Trust can be leveraged, which can be seen in Apples move into FS.
I spoke with flipside Apple fan, Faris El Mahgiub, an expert in user and consumer wits as Innovation and Product Leader for First Abu Dhabi Wall in the UAE, well-nigh what he thought was happening. His response was fascinating:
“The Apple tideway has been to build outstanding products, build trust, build spanking-new services, wilt fully trusted and then make financial products/services. But is that where it stops? What do I midpoint by that? Look at the old banks. Despite everything that has happened through crises and mis-selling scandals, our warmed-over hunter-gatherer brain, which craves security whilom scrutinizingly everything, still trusts them, which ways we stay with them, encourage our children to wilt their customers and then buy products and services from them.
I hypothesise that Apple has been working nonflexible to connect to that warmed-over smart-ass and create an intrinsic, old bank-like trust relationship. Trust to them is the most potent asset. Apple may see that financial services products are a way of reinforcing and worsening that trust relationship rather than stuff the endgame.
Perhaps there is one increasingly to add to the spritz chart. Build outstanding products, build trust, build spanking-new services, wilt trusted and then build financial products/services and hey presto, wilt fully trusted!”
But why? What does Apple see that has resulted in such a focus on trust?
We live in a very uncertain world. Social media has demonstrated the power of 140 notation in waffly the geopolitical landscape or how clicks, likes, and algorithms can polarise a society. Generative AI is throwing up entirely new things to worry about. Where is content coming from? Is it real? Maybe in all this uncertainty, trust becomes the most valuable asset.
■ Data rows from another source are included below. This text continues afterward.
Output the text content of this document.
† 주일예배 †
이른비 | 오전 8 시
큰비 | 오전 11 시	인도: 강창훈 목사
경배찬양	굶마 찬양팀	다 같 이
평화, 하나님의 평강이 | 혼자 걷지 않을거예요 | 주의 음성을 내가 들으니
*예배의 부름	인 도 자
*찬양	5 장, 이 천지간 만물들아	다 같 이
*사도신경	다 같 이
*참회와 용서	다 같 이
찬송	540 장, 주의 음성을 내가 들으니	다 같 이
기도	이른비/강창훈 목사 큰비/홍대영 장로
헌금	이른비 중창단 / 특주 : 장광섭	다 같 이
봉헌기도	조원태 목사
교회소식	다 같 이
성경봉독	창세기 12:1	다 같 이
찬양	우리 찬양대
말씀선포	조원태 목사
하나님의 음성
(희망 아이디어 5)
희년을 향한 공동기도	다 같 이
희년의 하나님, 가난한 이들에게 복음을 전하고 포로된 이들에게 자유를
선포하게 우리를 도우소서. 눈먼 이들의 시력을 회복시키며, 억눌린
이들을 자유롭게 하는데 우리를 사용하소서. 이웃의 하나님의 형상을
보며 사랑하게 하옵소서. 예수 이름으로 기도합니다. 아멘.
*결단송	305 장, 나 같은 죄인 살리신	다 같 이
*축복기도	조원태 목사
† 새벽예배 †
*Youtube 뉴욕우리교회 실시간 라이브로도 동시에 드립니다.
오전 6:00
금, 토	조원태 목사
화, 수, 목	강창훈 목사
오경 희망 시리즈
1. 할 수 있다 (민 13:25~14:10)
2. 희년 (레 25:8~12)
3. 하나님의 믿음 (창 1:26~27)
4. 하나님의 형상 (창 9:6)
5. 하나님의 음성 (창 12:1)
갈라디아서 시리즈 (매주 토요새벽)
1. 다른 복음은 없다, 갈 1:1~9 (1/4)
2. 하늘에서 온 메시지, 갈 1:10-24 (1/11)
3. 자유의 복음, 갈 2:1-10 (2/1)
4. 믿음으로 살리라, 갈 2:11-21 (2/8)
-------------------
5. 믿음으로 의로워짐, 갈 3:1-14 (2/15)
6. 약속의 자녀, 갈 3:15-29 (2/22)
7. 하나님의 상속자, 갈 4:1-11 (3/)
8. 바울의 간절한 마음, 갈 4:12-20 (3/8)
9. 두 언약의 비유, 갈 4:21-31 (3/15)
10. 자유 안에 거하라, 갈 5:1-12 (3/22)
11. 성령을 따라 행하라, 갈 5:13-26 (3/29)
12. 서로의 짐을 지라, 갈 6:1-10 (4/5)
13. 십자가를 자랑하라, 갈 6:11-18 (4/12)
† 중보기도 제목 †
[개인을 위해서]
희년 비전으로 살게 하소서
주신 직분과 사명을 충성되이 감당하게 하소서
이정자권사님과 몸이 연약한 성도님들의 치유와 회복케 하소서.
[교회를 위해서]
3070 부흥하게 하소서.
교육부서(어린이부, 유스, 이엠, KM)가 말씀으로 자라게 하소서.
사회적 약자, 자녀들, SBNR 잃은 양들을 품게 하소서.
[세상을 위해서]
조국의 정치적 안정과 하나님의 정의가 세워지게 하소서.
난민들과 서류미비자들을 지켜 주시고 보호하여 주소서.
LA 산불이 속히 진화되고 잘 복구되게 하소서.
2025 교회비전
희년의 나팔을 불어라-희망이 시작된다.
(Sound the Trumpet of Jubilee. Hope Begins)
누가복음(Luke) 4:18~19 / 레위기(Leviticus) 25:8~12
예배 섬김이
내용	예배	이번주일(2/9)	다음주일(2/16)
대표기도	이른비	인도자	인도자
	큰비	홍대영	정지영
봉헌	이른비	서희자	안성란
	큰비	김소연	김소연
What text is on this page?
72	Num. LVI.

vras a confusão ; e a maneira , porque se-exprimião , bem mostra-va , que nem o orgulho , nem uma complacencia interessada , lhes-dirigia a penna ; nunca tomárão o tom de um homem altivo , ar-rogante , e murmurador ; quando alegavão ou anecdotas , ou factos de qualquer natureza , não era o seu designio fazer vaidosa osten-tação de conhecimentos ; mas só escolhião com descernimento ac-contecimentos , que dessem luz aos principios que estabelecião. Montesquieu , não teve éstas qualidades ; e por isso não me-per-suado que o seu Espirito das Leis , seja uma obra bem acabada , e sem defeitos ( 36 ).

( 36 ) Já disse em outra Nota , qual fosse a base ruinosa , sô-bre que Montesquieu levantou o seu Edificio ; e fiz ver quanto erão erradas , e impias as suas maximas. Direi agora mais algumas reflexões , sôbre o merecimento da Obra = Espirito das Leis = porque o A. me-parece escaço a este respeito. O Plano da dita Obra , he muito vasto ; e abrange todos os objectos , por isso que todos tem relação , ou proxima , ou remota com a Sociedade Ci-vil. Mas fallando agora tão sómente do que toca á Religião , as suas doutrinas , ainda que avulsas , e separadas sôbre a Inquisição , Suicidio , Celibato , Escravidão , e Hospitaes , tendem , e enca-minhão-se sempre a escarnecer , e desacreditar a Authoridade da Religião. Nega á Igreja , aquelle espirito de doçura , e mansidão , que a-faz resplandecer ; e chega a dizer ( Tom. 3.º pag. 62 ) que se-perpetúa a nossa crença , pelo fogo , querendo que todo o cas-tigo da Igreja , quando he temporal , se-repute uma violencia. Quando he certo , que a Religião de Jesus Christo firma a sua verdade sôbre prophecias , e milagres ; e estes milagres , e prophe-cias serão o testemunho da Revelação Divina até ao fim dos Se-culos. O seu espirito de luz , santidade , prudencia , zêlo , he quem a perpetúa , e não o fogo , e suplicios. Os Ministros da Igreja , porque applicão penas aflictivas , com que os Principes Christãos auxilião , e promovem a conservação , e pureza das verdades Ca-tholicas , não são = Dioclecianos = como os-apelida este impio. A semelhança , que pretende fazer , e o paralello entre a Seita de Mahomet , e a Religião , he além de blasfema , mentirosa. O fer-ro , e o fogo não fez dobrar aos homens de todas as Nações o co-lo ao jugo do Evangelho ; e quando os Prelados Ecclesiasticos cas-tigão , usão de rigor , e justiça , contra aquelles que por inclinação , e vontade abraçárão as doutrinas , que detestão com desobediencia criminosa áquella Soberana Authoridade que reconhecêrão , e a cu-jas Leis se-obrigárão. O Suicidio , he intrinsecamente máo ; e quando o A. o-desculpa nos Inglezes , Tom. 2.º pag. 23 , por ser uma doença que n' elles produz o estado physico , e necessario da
Perhaps Apple can see the emergence of the “Trust Economy” and, for its customers, wants to sit at the heart of this economy, rhadamanthine a true partner to help people live their weightier lives. Apple could wilt a remote tenancy of our lives and a filter onto the world, permitting us to sleep better, eat better, shop increasingly consciously, manage our money, act as textbook on the news we receive, and manage our social lives. It is well on the way to this already.
Maybe financial is just flipside brick in the wall, not the wall itself!
About the author
Dave Wallace is a user wits and marketing professional who has spent the last 25 years helping financial services companies design, launch and evolve digital consumer experiences.
He is a passionate consumer well-wisher and champion and a successful entrepreneur.